New York, The latest bull market for US stocks remains on the brink of expiring, with the benchmark S&P 500 just shy of the threshold that marks bear territory, MarketWatch reported.
The S&P 500 finished 0.1 per cent lower at 3,930.08 on Wednesday, after falling as far as 3,858.87 at its session low.
That was the index's lowest close since March 25, 2021, and left it 18.1 per cent below its record finish from early January. A close below 3,837.25 would mark a 20 per cent fall, according to Dow Jones Market Data, meeting the widely-used technical definition of a bear market, the report said.
The S&P 500 entered the correction territory -- a fall of 10 per cent from a recent peak -- last month, its second such foray this year.
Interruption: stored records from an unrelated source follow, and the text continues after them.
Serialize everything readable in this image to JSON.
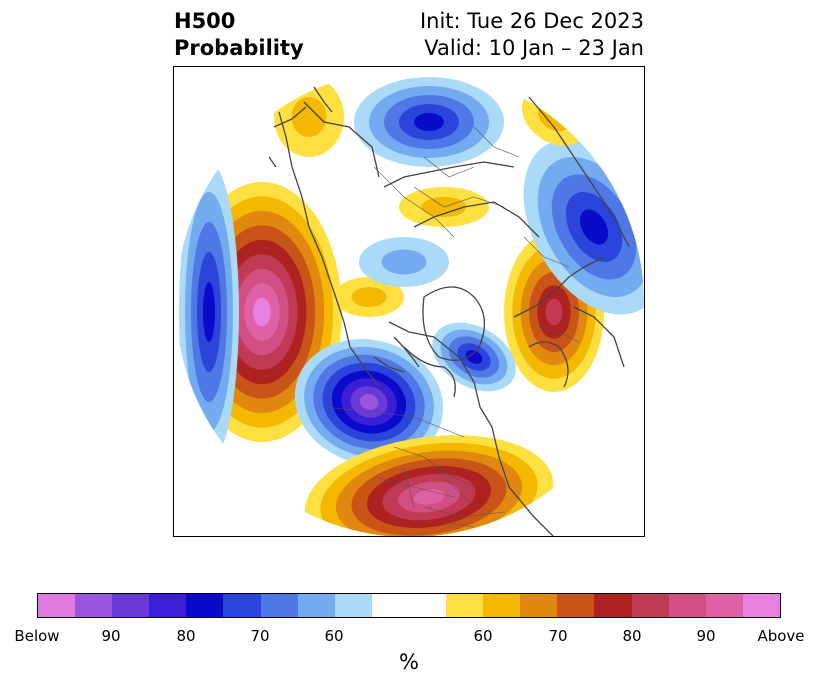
{
  "header": {
    "title_line1": "H500",
    "title_line2": "Probability",
    "init_text": "Init: Tue 26 Dec 2023",
    "valid_text": "Valid: 10 Jan – 23 Jan"
  },
  "colorbar": {
    "unit": "%",
    "colors": [
      "#e079e0",
      "#9a55de",
      "#6a3ad8",
      "#3a1fd6",
      "#0a0acb",
      "#2a44dc",
      "#4f78e6",
      "#74aaf0",
      "#aadaf8",
      "#ffffff",
      "#ffffff",
      "#ffe040",
      "#f4b800",
      "#e08810",
      "#c85418",
      "#ae2222",
      "#c03a55",
      "#d14f82",
      "#e060a6",
      "#e880de"
    ],
    "tick_labels": [
      "Below",
      "90",
      "80",
      "70",
      "60",
      "60",
      "70",
      "80",
      "90",
      "Above"
    ]
  },
  "map": {
    "projection": "north polar stereographic",
    "below_palette": [
      "#aadaf8",
      "#74aaf0",
      "#4f78e6",
      "#2a44dc",
      "#0a0acb",
      "#3a1fd6",
      "#6a3ad8",
      "#9a55de"
    ],
    "above_palette": [
      "#ffe040",
      "#f4b800",
      "#e08810",
      "#c85418",
      "#ae2222",
      "#c03a55",
      "#d14f82",
      "#e060a6",
      "#e880de"
    ],
    "coastline_color": "#444444"
  }
}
A tough April for stocks has been followed by an ugly May, with equities suffering as investors continue to dump megacap tech stocks and other highflying pandemic darlings amid investor jitters over inflation that continues to run historically hot and a Federal Reserve that is moving to quickly raise interest rates and otherwise tighten monetary policy in an effort to get those price pressures under control.
Hopes that an eagerly-awaited reading on April consumer price inflation on Wednesday would show inflation had peaked and help steady the ship offered little solace to the jittery investors.
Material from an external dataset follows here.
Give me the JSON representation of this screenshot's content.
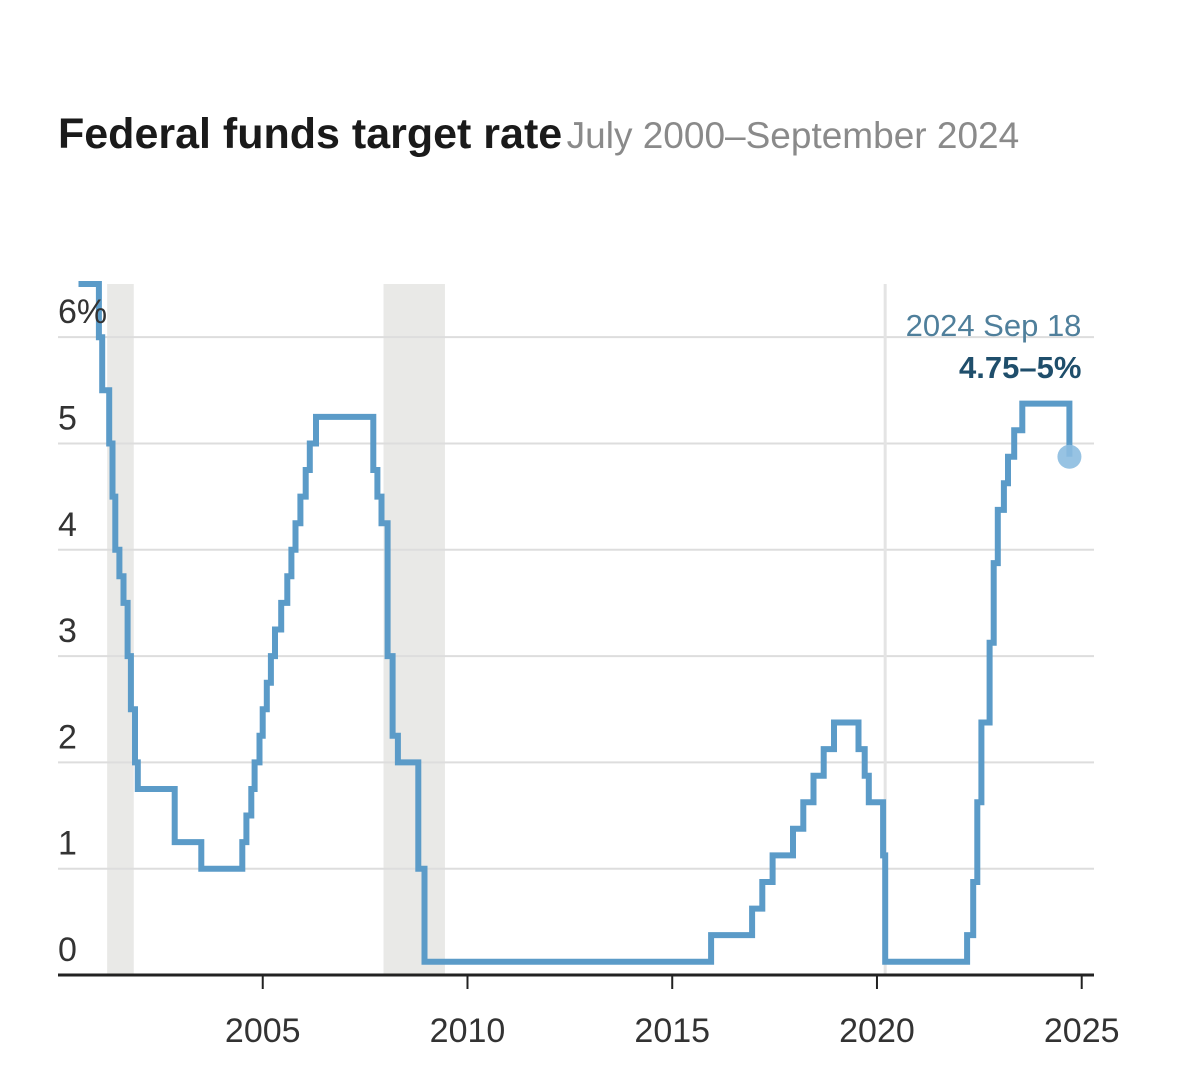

The S&P 500 ended its last bull market on March 12, 2020, as the outbreak of the Covid-19 pandemic sent the stocks tumbling. The bottom of the pandemic-inspired bear market came on March 23, 2020, with the S&P 500 marking a 33.9 per cent fall from its bull market peak on February 19, 2020, MarketWatch reported.
Based on figures going back to 1929, the average bear market sees a peak to bear-market low decline of 33.5 per cent, and a median fall of 33.2 per cent, according to Dow Jones market data.
On an average, it has taken 80 trading days for the S&P 500 to hit its low after entering a bear market -- and a median 52 trading days, the data showed, the report added.